- Location: British Columbia
- Coordinates: 52°07′01″N 122°04′19″W﻿ / ﻿52.11694°N 122.07194°W
- Primary inflows: San Jose River
- Primary outflows: Williams Lake River
- Catchment area: 2,240 km^{2} (860 sq mi)
- Basin countries: Canada
- Max. length: 7.2 km (4.5 mi)
- Max. width: 1.3 km (0.81 mi)
- Surface area: 7.2 km^{2} (2.8 sq mi)
- Average depth: 12.2 m (40 ft)
- Max. depth: 24.1 m (79 ft)
- Water volume: 0.088 km^{3} (71,000 acre⋅ft)
- Residence time: ca. 1.9 years
- Surface elevation: 565 m (1,854 ft)
- Settlements: Williams Lake

= Williams Lake (British Columbia) =

Lake in Cariboo Regional District, British Columbia, Canada

Williams Lake is a lake in the city of the same name in the Cariboo region of the Central Interior of British Columbia, Canada. Williams Lake Indian Reserve No. 1, a.k.a. "Sugarcane Reserve" is located around the east end of the lake.
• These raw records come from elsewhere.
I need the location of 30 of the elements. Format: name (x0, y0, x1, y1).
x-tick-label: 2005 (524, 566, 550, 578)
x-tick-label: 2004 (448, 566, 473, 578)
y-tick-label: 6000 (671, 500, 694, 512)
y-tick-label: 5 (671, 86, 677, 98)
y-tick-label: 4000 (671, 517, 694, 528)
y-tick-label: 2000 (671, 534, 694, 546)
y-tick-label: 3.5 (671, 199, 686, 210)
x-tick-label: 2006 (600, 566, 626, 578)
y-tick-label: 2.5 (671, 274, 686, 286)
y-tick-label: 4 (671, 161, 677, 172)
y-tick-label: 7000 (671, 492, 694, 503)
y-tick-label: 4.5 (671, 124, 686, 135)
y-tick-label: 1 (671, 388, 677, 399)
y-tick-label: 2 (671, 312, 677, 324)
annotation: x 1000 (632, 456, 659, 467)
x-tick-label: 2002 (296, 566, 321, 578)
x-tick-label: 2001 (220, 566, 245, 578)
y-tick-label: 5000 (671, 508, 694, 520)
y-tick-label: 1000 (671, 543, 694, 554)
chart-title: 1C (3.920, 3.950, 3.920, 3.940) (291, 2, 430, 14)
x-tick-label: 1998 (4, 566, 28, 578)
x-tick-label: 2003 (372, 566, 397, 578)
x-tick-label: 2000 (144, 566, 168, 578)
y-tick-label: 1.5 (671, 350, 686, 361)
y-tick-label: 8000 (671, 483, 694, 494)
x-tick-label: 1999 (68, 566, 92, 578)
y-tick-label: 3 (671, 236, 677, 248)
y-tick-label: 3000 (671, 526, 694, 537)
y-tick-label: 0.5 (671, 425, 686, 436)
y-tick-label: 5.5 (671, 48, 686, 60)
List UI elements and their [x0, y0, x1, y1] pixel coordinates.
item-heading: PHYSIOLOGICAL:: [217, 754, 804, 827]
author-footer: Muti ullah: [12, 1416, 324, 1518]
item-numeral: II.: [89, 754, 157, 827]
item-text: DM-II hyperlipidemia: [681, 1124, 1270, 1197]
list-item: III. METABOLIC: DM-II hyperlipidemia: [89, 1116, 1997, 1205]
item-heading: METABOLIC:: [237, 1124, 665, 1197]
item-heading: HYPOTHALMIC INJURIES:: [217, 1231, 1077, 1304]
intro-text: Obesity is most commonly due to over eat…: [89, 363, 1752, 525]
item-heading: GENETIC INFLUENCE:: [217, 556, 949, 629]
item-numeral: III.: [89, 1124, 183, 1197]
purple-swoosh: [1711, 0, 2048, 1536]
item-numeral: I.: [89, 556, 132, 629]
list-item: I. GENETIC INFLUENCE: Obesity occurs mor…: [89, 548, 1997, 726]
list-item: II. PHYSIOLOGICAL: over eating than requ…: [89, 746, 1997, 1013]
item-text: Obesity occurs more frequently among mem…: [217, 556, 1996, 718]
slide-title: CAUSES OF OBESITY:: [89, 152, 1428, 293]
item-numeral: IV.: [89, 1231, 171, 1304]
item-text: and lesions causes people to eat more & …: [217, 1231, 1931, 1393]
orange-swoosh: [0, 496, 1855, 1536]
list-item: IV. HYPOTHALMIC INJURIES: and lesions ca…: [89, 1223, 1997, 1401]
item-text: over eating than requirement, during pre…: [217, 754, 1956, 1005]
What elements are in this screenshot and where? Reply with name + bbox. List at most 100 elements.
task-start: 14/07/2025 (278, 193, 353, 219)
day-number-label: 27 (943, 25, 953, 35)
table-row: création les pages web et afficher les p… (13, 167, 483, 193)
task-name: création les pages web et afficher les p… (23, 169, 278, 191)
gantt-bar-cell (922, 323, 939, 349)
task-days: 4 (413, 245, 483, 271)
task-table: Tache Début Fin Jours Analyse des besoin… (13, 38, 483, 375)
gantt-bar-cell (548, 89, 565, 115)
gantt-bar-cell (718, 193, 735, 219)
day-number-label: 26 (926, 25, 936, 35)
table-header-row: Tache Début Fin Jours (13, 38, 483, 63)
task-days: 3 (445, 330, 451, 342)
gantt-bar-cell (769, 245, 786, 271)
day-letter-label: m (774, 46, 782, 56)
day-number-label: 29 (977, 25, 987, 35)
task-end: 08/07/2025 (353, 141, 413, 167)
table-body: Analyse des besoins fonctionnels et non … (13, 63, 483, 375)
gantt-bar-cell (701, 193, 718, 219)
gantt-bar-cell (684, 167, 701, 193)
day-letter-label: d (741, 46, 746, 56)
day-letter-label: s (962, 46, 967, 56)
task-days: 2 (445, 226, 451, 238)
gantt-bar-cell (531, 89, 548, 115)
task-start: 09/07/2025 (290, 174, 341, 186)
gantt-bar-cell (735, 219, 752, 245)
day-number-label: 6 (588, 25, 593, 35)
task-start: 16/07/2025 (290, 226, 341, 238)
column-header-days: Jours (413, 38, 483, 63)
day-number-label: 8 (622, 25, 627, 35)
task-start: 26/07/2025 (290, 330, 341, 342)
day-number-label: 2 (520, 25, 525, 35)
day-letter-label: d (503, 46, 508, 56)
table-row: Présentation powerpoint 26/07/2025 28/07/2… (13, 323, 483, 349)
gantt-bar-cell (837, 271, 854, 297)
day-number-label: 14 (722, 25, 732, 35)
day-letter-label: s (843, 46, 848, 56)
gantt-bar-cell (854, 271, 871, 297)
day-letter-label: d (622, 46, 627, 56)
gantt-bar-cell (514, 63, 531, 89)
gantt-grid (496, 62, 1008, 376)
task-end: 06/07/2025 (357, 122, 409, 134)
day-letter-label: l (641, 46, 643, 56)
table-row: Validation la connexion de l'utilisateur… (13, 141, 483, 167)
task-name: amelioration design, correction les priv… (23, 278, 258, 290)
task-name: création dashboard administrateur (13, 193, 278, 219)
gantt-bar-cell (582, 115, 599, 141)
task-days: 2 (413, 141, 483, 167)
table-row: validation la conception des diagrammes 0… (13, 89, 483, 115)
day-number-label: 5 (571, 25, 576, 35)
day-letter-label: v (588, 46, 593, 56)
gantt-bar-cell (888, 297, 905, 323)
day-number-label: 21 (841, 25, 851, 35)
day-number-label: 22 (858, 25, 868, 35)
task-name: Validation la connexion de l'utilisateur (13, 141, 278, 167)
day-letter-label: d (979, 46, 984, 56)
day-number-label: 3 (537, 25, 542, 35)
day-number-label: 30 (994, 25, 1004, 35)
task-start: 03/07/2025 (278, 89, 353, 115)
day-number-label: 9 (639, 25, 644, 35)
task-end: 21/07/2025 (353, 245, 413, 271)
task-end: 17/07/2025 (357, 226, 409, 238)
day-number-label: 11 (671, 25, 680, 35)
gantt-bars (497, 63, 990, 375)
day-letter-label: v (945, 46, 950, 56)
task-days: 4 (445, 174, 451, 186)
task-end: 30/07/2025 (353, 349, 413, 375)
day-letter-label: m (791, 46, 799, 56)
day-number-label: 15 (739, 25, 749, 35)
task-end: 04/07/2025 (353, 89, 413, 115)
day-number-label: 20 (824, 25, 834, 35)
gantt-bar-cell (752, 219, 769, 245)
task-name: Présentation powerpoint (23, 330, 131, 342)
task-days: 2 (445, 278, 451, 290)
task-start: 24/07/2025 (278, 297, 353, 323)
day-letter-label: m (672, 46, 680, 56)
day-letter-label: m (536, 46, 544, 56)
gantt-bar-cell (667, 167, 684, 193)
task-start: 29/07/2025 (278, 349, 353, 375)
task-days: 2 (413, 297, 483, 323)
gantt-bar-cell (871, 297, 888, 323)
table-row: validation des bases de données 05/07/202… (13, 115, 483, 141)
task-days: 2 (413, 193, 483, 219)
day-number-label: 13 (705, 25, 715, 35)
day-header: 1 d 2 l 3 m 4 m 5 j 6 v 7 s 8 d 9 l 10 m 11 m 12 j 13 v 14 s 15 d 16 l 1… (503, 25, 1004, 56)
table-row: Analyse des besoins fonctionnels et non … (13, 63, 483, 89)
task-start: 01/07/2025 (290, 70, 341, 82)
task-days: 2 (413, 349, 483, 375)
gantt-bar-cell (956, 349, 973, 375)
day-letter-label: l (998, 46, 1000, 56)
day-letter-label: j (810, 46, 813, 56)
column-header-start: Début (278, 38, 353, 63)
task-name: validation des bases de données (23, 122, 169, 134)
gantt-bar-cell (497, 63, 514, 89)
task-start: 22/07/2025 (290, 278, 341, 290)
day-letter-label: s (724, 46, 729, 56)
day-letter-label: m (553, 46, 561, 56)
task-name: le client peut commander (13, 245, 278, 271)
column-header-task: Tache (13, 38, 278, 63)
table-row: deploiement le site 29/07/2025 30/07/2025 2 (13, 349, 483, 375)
British Columbia provincial highway 97, the Cariboo Highway, runs along the lake's northern side.

It is fed by the northwest-flowing San Jose River and drained to the Fraser River via the Williams Lake River.

==Climate and Hydrography==
Williams Lake has relatively lower water temperatures, because of its lower elevation compared to other lakes on the Cariboo Plateau.